そこを積極的に活用する気が無いのなら、最初から「スクリーンを飛び出したらカラーになっている」という形にでもすればいいのだ。美雪が白黒で牧野の前に現れた時に余計な違和感が強く、デメリットしか無いんだし。
それと引き換えにして、映画を面白くするための要素として活用しなきゃワリに合わないぞ。

美雪が牧野に「誰かに触れられると消える」と打ち明けるシーンがあるが、「後藤や監督が触ろうとすると美雪は殴り倒す」という描写で伏線はあってあるものの、まるで腑に落ちない。なぜなら、美雪は「触れられると消える」と分かった上で、スクリーンから飛び出したという設定だからだ。
そんなルールを、スクリーンの中にいる彼女がどうやって知ったのか。
また、それでも外へ出て来た理由について彼女は「牧野に会いたかったから」と話すけど、これも全く心に響かない。むしろ、「そんなことで牧野を特別扱いするのか」と言いたくなる。かつて何度も映画を見に行っていた熱烈なファンもいただろうし、フィルムを購入した収集家だって熱烈なファンかもしれないでしょ。
そりゃあ、「主人公にとって都合の良すぎるヒロイン」が登場する作品なんて山ほどあるけど、この映画ではそこを無視できないのよね。
それはたぶん、他のトコの質が低いから、そういう部分も気になっちゃうんだろう。

終盤、美雪はフィルムの中に戻らず、ずっと牧野と一緒に暮らし続けていたことが判明する(病院で孫と思われていたのが彼女)。
牧野の「例え触れられなくても一緒にいたい」という要望を、美雪が受け入れたのだ。
でも牧野はどんどん年を取り、美雪は全く変わらないまま。他にも色々と大変なことがあるだろうし、それをハッピーエンドとして素直に受け入れることは難しい。
『ローマの休日』みたいに、ヒロインを元の世界へ戻らせちゃって良かったんじゃないかと思うんだけどねえ。

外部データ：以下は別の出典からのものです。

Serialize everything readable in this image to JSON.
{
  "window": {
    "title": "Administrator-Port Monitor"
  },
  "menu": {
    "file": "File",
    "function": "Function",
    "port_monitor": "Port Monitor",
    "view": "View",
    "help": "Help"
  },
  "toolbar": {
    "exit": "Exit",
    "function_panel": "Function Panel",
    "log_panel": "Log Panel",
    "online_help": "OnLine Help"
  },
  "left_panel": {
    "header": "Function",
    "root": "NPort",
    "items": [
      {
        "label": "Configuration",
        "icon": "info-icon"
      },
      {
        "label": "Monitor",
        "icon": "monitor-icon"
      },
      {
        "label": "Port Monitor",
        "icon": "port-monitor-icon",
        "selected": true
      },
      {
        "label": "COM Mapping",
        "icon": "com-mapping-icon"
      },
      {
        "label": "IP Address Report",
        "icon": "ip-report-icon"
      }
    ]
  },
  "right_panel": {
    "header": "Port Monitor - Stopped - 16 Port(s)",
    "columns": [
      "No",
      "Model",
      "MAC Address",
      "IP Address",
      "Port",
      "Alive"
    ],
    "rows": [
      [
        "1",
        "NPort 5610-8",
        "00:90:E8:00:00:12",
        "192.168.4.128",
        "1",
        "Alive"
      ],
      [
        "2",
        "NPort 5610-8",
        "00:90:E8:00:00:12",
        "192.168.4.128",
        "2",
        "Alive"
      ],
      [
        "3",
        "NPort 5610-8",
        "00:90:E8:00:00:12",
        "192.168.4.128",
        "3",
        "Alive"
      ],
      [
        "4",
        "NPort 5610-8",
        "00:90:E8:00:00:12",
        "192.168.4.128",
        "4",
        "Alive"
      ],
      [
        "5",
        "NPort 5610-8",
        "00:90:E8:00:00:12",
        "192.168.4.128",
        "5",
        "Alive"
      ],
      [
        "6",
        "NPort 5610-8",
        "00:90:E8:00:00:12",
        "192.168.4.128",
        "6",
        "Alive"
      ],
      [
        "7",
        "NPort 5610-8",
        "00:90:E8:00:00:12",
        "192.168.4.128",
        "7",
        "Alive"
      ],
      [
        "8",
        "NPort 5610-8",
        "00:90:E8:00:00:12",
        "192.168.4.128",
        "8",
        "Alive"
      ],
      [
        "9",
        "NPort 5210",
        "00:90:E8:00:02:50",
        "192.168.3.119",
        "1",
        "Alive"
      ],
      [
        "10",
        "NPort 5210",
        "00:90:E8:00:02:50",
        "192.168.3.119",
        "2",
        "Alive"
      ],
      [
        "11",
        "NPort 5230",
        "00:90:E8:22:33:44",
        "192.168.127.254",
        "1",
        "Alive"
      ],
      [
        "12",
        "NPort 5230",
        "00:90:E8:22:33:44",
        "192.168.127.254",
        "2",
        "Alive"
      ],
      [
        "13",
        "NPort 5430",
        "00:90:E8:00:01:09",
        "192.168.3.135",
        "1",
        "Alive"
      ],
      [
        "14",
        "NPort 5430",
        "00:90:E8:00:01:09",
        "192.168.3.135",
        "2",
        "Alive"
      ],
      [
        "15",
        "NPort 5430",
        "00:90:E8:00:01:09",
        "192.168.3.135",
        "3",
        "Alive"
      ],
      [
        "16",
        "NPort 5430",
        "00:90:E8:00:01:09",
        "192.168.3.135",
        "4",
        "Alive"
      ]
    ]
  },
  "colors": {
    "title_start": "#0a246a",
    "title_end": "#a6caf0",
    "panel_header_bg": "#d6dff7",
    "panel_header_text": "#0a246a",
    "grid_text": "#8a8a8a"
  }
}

美雪が元の世界に戻らないってことは、1本の映画が台無しになっちゃうってことになるんだよね。
それは日本で1本しか現存していないわけだから、もう誰も完全な状態での『お転婆姫と三獣士』を見ることは出来なくなるのだ。牧野は映画に携わる人間なのに、それを良しとしちゃったわけだ。
「映画よりも惚れた女を選んだ」ってのを、美しい恋物語として解釈することも出来なくはないよ。
だけど、そこも含めて、この作品に「映画への愛」が全く感じられないことが、ものすごく引っ掛かってしまうんだよねえ。